NYC Taxis: A Day in the Life – A Data Visualization by Chris Whong

NYC taxis - picture 4

A twitter campaign was the trigger for the “urbanist, mapmaker and data junkie” Chris Whong to dive in NYC taxis’ data. #metricmonday was featuring a chart with hourly taxi volumes in a given week revealing only one interesting information but in a quite confusing way, the twice-daily dip in available cabs during shift change.


NYC taxis - picture 1


Whong was curious about the 13.000 taxis in New York City. He has seen this data before, appearing in several data animations and presentations so he immediately assumed that they were available for download. The response though wasn’t that open as expected in year 2014. “The data is FOILable” the NYC Taxi & Limousine Comission responded, which probably meant lots of papers or pdfs. (FOIL: The Freedom of Information Law). But in order to experiment with their endless possibilities in visualisations, he went through the whole procedure and quite easily he finally got access to fare and trip digital data.


NYC taxis - picture 2 -trip_data_1


In his spare evenings and weekends he analysed this raw material and the result was a website visualising a day in the life of a New York City taxi. The taxi driver’s trips are shown on a beautifully designed moving map, featuring a timeline and taxi’s status, while keeping on the right corner a sum of all running data such as fares, tips, tolls and passengers. The only call to action is a load button jumping to the next random taxi driver’s day. This simplicity makes this complex cluster of data that strong.


NYC taxis - picture 3


Whong sees himself as a civic hacker.

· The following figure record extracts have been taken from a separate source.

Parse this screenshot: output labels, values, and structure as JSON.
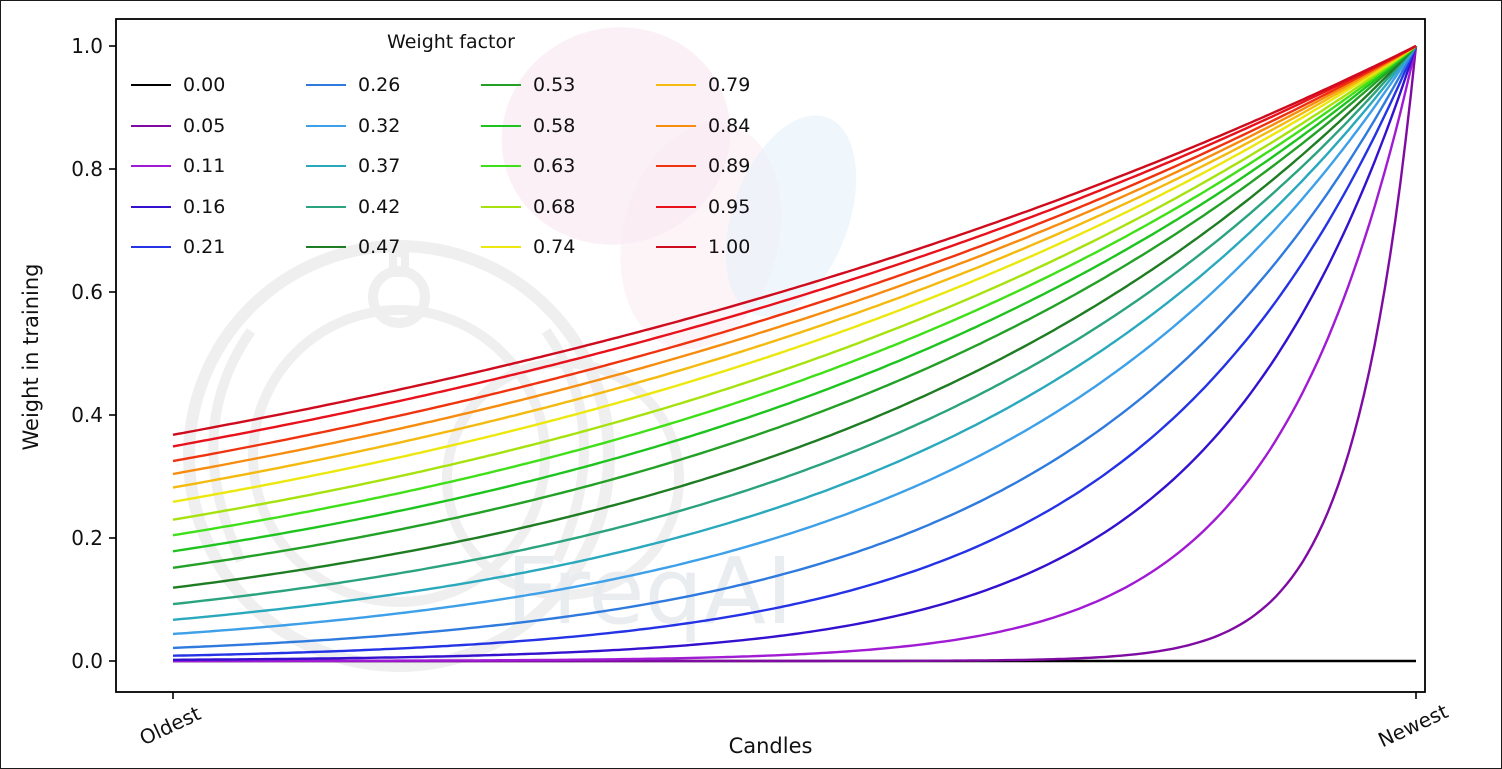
{
  "figure": {
    "watermark_text": "FreqAI"
  },
  "chart_data": {
    "type": "line",
    "title": "",
    "xlabel": "Candles",
    "ylabel": "Weight in training",
    "x_tick_labels": [
      "Oldest",
      "Newest"
    ],
    "y_ticks": [
      0.0,
      0.2,
      0.4,
      0.6,
      0.8,
      1.0
    ],
    "ylim": [
      0.0,
      1.05
    ],
    "grid": false,
    "legend": {
      "title": "Weight factor",
      "position": "upper-left",
      "columns": 4,
      "order": "column-major",
      "frame": false
    },
    "curve_formula": "y = exp(-(1 - x) / factor) for x in [0,1] (Oldest to Newest); y = 0 for factor = 0; all curves converge to 1.0 at Newest",
    "series": [
      {
        "label": "0.00",
        "factor": 0.0,
        "color": "#000000"
      },
      {
        "label": "0.05",
        "factor": 0.05,
        "color": "#7f0ba3"
      },
      {
        "label": "0.11",
        "factor": 0.11,
        "color": "#a11ad4"
      },
      {
        "label": "0.16",
        "factor": 0.16,
        "color": "#3410cf"
      },
      {
        "label": "0.21",
        "factor": 0.21,
        "color": "#2433e6"
      },
      {
        "label": "0.26",
        "factor": 0.26,
        "color": "#2e7ade"
      },
      {
        "label": "0.32",
        "factor": 0.32,
        "color": "#3da0e8"
      },
      {
        "label": "0.37",
        "factor": 0.37,
        "color": "#2aa9bd"
      },
      {
        "label": "0.42",
        "factor": 0.42,
        "color": "#2aa37e"
      },
      {
        "label": "0.47",
        "factor": 0.47,
        "color": "#1e7d22"
      },
      {
        "label": "0.53",
        "factor": 0.53,
        "color": "#23a126"
      },
      {
        "label": "0.58",
        "factor": 0.58,
        "color": "#1ec41e"
      },
      {
        "label": "0.63",
        "factor": 0.63,
        "color": "#40e019"
      },
      {
        "label": "0.68",
        "factor": 0.68,
        "color": "#a6e30e"
      },
      {
        "label": "0.74",
        "factor": 0.74,
        "color": "#ece80e"
      },
      {
        "label": "0.79",
        "factor": 0.79,
        "color": "#f5ba10"
      },
      {
        "label": "0.84",
        "factor": 0.84,
        "color": "#f78c0e"
      },
      {
        "label": "0.89",
        "factor": 0.89,
        "color": "#f0330f"
      },
      {
        "label": "0.95",
        "factor": 0.95,
        "color": "#e8111c"
      },
      {
        "label": "1.00",
        "factor": 1.0,
        "color": "#cf0c1e"
      }
    ]
  }
}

As stated in the website “The intent is to analyze running counts of fares, taxes, etc, over the course of a day, and to see how/when taxis move around New York.” By looking for new approaches to feature boring rows and columns of civic data, he helps governments and citizens to understand better their cities. He gets to choose which stories are relevant to reveal and then which is the right context for them to be spread. Suddenly all this forgotten data gain transparency and stay open for people to access anytime. These visualisations are just another tool to understand and protect our living environment.